At the moment, I put a timestamp in the filename; such as "show_tech_support_200906131557".

This raises some questions:

(a) Can't we depend on the filesystem for this? After all, every filesystem has time and date stamps. BUT: Files don't just live on filesystems: they're often sent through email, or attached to ticket systems on web sites.

(b) What timezone should be used? I just use the timezone I'm actually in, but I'm not sure that's "ideal". It *CAN* be confusing when a system (such as a server) is in one timezone and I'm working in another timezone. I probably need a better rule for this case.

2. FILESYSTEM HIERARCHIES ARE GREAT, but unfortunately they're not useful once the file leaves the filesystem (such as when it's sent by email). So if you're file is named "tech-support.txt", you only know the least bit about its content. If you add the timestamp as I suggest above, you get "tech-support_200906131607.txt". It's also smart to add your organization to the name if it's going to be crossing organizational boundaries, such as when you email the output to a vendor. It's also smart to include the name of the system that generated the output.

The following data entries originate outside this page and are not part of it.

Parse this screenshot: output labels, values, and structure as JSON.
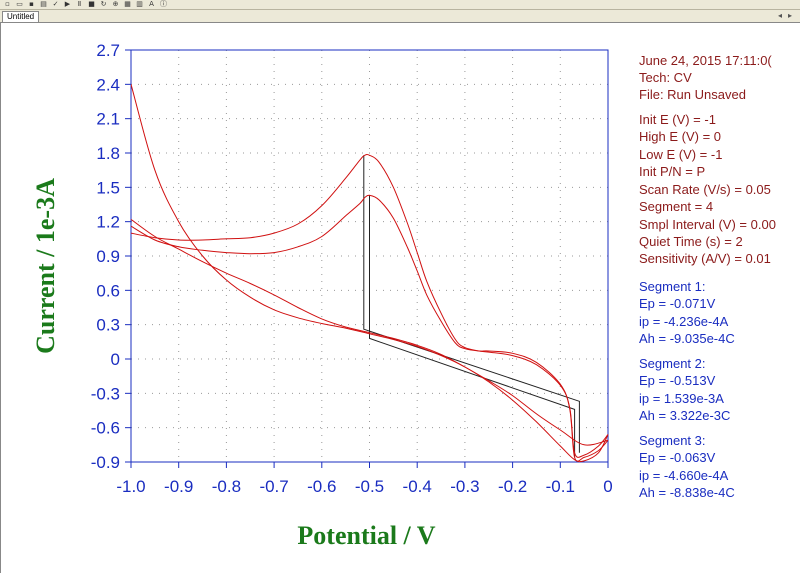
{
  "window": {
    "tab_label": "Untitled"
  },
  "toolbar": {
    "icons": [
      "new-icon",
      "open-icon",
      "save-icon",
      "print-icon",
      "check-icon",
      "play-icon",
      "pause-icon",
      "stop-icon",
      "redo-icon",
      "zoom-icon",
      "graph-icon",
      "color-icon",
      "text-icon",
      "info-icon"
    ]
  },
  "info_panel": {
    "header": [
      "June 24, 2015    17:11:0(",
      "Tech: CV",
      "File: Run Unsaved"
    ],
    "params": [
      "Init E (V) = -1",
      "High E (V) = 0",
      "Low E (V) = -1",
      "Init P/N = P",
      "Scan Rate (V/s) = 0.05",
      "Segment = 4",
      "Smpl Interval (V) = 0.00",
      "Quiet Time (s) = 2",
      "Sensitivity (A/V) = 0.01"
    ],
    "segments": [
      {
        "title": "Segment 1:",
        "ep": "Ep = -0.071V",
        "ip": "ip = -4.236e-4A",
        "ah": "Ah = -9.035e-4C"
      },
      {
        "title": "Segment 2:",
        "ep": "Ep = -0.513V",
        "ip": "ip = 1.539e-3A",
        "ah": "Ah = 3.322e-3C"
      },
      {
        "title": "Segment 3:",
        "ep": "Ep = -0.063V",
        "ip": "ip = -4.660e-4A",
        "ah": "Ah = -8.838e-4C"
      }
    ]
  },
  "colors": {
    "axis": "#1a2dc0",
    "curve": "#d01010",
    "baseline": "#222222",
    "label": "#1b7a1b",
    "info_dark": "#8b1a1a",
    "info_blue": "#1a2dc0"
  },
  "chart_data": {
    "type": "line",
    "xlabel": "Potential / V",
    "ylabel": "Current / 1e-3A",
    "xlim": [
      -1.0,
      0.0
    ],
    "ylim": [
      -0.9,
      2.7
    ],
    "x_ticks": [
      "-1.0",
      "-0.9",
      "-0.8",
      "-0.7",
      "-0.6",
      "-0.5",
      "-0.4",
      "-0.3",
      "-0.2",
      "-0.1",
      "0"
    ],
    "y_ticks": [
      "2.7",
      "2.4",
      "2.1",
      "1.8",
      "1.5",
      "1.2",
      "0.9",
      "0.6",
      "0.3",
      "0",
      "-0.3",
      "-0.6",
      "-0.9"
    ],
    "grid": true,
    "series": [
      {
        "x": [
          -1.0,
          -0.95,
          -0.9,
          -0.85,
          -0.8,
          -0.75,
          -0.7,
          -0.65,
          -0.6,
          -0.55,
          -0.52,
          -0.51,
          -0.5,
          -0.48,
          -0.45,
          -0.42,
          -0.4,
          -0.38,
          -0.35,
          -0.32,
          -0.3,
          -0.27,
          -0.25,
          -0.2,
          -0.15,
          -0.1,
          -0.08,
          -0.07,
          -0.05,
          -0.02,
          0.0
        ],
        "y": [
          1.1,
          1.06,
          1.04,
          1.04,
          1.05,
          1.06,
          1.1,
          1.18,
          1.34,
          1.58,
          1.74,
          1.78,
          1.78,
          1.72,
          1.5,
          1.18,
          0.93,
          0.68,
          0.4,
          0.17,
          0.1,
          0.07,
          0.06,
          0.03,
          -0.05,
          -0.23,
          -0.43,
          -0.82,
          -0.84,
          -0.76,
          -0.66
        ]
      },
      {
        "x": [
          -1.0,
          -0.95,
          -0.9,
          -0.85,
          -0.8,
          -0.75,
          -0.7,
          -0.65,
          -0.6,
          -0.55,
          -0.52,
          -0.51,
          -0.5,
          -0.48,
          -0.45,
          -0.42,
          -0.4,
          -0.38,
          -0.35,
          -0.32,
          -0.3,
          -0.27,
          -0.25,
          -0.2,
          -0.15,
          -0.1,
          -0.08,
          -0.07,
          -0.05,
          -0.02,
          0.0
        ],
        "y": [
          1.16,
          1.04,
          0.98,
          0.95,
          0.93,
          0.92,
          0.93,
          0.98,
          1.07,
          1.25,
          1.36,
          1.41,
          1.43,
          1.39,
          1.23,
          0.97,
          0.77,
          0.56,
          0.33,
          0.14,
          0.09,
          0.07,
          0.07,
          0.05,
          -0.03,
          -0.22,
          -0.44,
          -0.86,
          -0.86,
          -0.8,
          -0.71
        ]
      },
      {
        "x": [
          0.0,
          -0.02,
          -0.05,
          -0.07,
          -0.1,
          -0.15,
          -0.2,
          -0.25,
          -0.3,
          -0.35,
          -0.4,
          -0.45,
          -0.5,
          -0.55,
          -0.6,
          -0.65,
          -0.7,
          -0.75,
          -0.8,
          -0.85,
          -0.9,
          -0.95,
          -1.0
        ],
        "y": [
          -0.66,
          -0.82,
          -0.89,
          -0.88,
          -0.76,
          -0.55,
          -0.36,
          -0.2,
          -0.07,
          0.03,
          0.11,
          0.17,
          0.22,
          0.27,
          0.31,
          0.36,
          0.43,
          0.54,
          0.69,
          0.9,
          1.2,
          1.65,
          2.4
        ]
      },
      {
        "x": [
          0.0,
          -0.05,
          -0.1,
          -0.15,
          -0.2,
          -0.25,
          -0.3,
          -0.35,
          -0.4,
          -0.45,
          -0.5,
          -0.55,
          -0.6,
          -0.65,
          -0.7,
          -0.75,
          -0.8,
          -0.85,
          -0.9,
          -0.95,
          -1.0
        ],
        "y": [
          -0.71,
          -0.75,
          -0.62,
          -0.48,
          -0.32,
          -0.19,
          -0.07,
          0.04,
          0.12,
          0.18,
          0.23,
          0.28,
          0.35,
          0.45,
          0.56,
          0.66,
          0.75,
          0.85,
          0.96,
          1.07,
          1.22
        ]
      }
    ],
    "baselines": [
      {
        "x": [
          -0.512,
          -0.512,
          -0.06,
          -0.06
        ],
        "y": [
          1.78,
          0.26,
          -0.37,
          -0.82
        ]
      },
      {
        "x": [
          -0.5,
          -0.5,
          -0.07,
          -0.07
        ],
        "y": [
          1.43,
          0.18,
          -0.44,
          -0.86
        ]
      }
    ]
  }
}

So you'd end up with "acmecorp_router_1_tech-support_200906131607.txt".

Occasionally, I'll get a complaint that the files named this way are too long. I attribute this to sloth on the part of the complainer, but perhaps other theories may explain the complaints.

3. ANOTHER RULE is keeping a unique tag on datasets introduced to inter-mingled sets. For example, I happened to harvest some MP4 audio files as they were flying by one month, and I added those to iTunes. Later on I decided the quality was too low on those files, so I wanted to delete them all.

Fortunately, I had included an underscore "_" in the song names when I added those files to the iTunes library, so it's trivial to select and delete them all.

Or take a less-trivial case: suppose you're managing SIP VoIP Phones, and you're adding entries to the database for 10,000 of them. The database may already have 5,000 entries. After you've added these entries to the database, you may later need to go back and work with these entries. (Maybe you didn't get it perfect the first time.) In this case, it's convenient to have some marker in the database entries for the SIP phones you added in this way. If the database has a way of marking the source of the entries explicitly, then that's good to use. If not, then you can sometimes add a tag to the name. At the very least, you can keep keep a list of the individual entries added, which you can use later to access the new data set.